Paylaş
KÜÇÜK partilere ve bağımsız adaylara uygulanan ciddi bir baskı var bu ülkede. “Oyları bölüyorsunuz” propagandası her daim işliyor.
Seçmen 50 yıldır “Oyunuz boşa gitmesin... Bu, köprüden önceki son çıkış” laflarını dinliyor. Bunun etkisiyle epey kimse istemediği, onu temsil ettiğini düşünmediği partilere oy verip duruyor.
Ezici bir çoğunluk hep partilere oy veriyor ama “Say” desek, İstanbul milletvekillerinden mesela kaçının ismini sayabilir seçmen?
Oysa sadece partileri değil, Meclis’te bizi gerçekten temsil edecek kişileri de seçiyor olmalıyız. Vekilimize “Oyumuz sana, karşılığında sen de beni duy, gör, temsil et ve hesap ver” diyebilmeliyiz.
Hele de bu siyasi iklimde bağımsız adayın demokrasi ruhuna çok daha uygun olduğunu bilirken.
*
Demokrasinin dört yılda bir sandığa gitmekten veya bir liderin koruması altında elini kaldırıp indirmekten ibaret olmaması gerekiyor.
Gerçek bir sivil siyaset için bunun çok daha ötesinde bir yurttaşlık ve vekillik anlayışına ihtiyaç var.
Meclis’e adım atmış bağımsız bir vekilin diğer milletvekilleri gibi parti içi dengeleri, güç oyunlarını düşünmesine, lafını söylerken “Acaba parti lideri ne der” diye düşünmesine gerek yok.
*
Bağımsız adayların önündeki tek engel ‘oyları böldüğü’ düşüncesi değil. Tek başına değişim yaratamayacağı algısı da aynı zamanda.
Oysa konusuna hâkim bağımsız vekillerle değişim gelebilir.
Bunlar, Meclis’te konularıyla ilgili çalışmalara liderlik etmek için en uygun kişiler. Bağımsız olunca hem her partiyle görüşmek daha kolay hem de bir parti adına konuşmayınca karşı taraf daha en baştan söylenenlere kulak tıkamıyor.
*
İstanbul ikinci bölgeden bağımsız aday Batuhan Aydagül mesela, dört kuşaktır eğitimci bir ailenin ferdi, yıllardır eğitim alanında çalışan bir sivil toplum emekçisi. 4+4+4 yasası sürecinde iyice farkına varıyor ki Türkiye’de siyaset bu şekilde yapılmaya devam ettikçe, eğitim siyasetçiler tarafından bir torna tezgâhı olarak görüldükçe ve her iktidar bu tezgâhın ayarlarıyla oynadıkça sivil toplumda kalıp yapabilecekleri sınırlı. O da eğitimle ilgili doğrudan yasama organının içinde yer almak için kolları sıvıyor.
Zengin ya da yoksul, etnik kimliği her ne olursa olsun, bu ülkede herkesin eğitimle ilgili bir sorunu var.
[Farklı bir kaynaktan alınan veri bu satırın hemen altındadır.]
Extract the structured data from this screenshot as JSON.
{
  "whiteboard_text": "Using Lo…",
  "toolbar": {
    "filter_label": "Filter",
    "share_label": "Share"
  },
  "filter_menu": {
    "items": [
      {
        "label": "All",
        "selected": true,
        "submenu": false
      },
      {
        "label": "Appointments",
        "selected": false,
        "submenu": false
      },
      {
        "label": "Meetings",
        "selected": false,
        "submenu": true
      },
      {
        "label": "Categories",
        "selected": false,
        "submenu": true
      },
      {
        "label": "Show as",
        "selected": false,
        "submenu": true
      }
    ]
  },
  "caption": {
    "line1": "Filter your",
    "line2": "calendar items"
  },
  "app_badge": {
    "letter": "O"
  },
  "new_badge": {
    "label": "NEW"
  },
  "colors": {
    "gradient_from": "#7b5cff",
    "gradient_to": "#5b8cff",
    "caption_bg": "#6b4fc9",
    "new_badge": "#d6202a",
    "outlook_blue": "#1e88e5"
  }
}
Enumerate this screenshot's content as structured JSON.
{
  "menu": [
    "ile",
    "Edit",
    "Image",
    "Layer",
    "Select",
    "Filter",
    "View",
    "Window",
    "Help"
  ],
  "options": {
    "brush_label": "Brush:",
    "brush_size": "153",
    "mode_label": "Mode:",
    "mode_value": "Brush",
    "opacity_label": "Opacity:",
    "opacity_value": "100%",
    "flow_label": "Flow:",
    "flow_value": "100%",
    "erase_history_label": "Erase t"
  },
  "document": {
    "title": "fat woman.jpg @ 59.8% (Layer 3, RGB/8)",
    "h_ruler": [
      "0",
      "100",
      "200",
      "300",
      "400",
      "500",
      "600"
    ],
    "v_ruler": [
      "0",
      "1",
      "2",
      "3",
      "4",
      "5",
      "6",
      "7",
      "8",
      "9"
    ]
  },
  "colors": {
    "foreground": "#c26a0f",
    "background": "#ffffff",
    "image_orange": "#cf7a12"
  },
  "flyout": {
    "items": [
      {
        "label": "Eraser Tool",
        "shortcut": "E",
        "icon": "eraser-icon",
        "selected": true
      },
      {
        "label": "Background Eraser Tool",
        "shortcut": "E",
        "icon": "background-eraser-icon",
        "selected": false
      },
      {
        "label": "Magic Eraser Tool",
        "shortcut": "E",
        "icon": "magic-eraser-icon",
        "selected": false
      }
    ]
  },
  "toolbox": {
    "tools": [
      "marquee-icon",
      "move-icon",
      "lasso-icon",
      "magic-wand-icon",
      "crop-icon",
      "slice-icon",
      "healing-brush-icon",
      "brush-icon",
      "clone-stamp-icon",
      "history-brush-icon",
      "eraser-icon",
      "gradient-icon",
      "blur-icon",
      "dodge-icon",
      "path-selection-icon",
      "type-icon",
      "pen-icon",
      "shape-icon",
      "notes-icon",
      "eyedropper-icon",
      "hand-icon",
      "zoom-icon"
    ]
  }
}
Eğitim de eğitimdeki kalitesizlik de kimlik tanımıyor.
“2014’ün en çok konuşulan konusu imam hatip liselerinin çoğalması oldu. Peki neden kimse eğitimle ilgili tartışmalar başlatmadı? Ben doğru soruları sormak için Meclis’e gidiyorum” diyor Aydagül.
*
Seçilebilmek için 85 bin-100 bin oya ihtiyacı var. Bölgesindeki 2.5 milyon seçmenin yüzde 15’inin kararsız olduğu, bir o kadarlık bir başka grubun da mevcut partiler arasında gidip geldiği düşünülürse, yüzlerce gönüllüsüyle Aydagül’ün 85 bin oy alması imkânsız da değil.
Bir partiden aday olsaydı, şüphesiz işi çok daha kolay olurdu. Ama günümüz siyaset kültürünün parçası olan partilerin işlevsizliğinden sıkıldığı için bu yola baş koyduğunu söylüyor.
“Parti kapısında ceketimi ilikleyip adaylık beklemek ve bir parti liderinin gözüne girmeye çalışmak yerine halka gidip oy istemeyi tercih ettim” diyor ve ekliyor: “Eğitim konusunda her partinin üzerinde anlaşabileceği adımlar atılmasını sağlama ihtimalimin, Meclis’e bağımsız bir milletvekili olarak girdiğimde çok daha yüksek olacağına inanıyorum.”
İstanbul ikinci bölgedeki kararsız seçmenler için Batuhan Aydagül’ün iyi bir seçenek olduğunu düşünüyorum.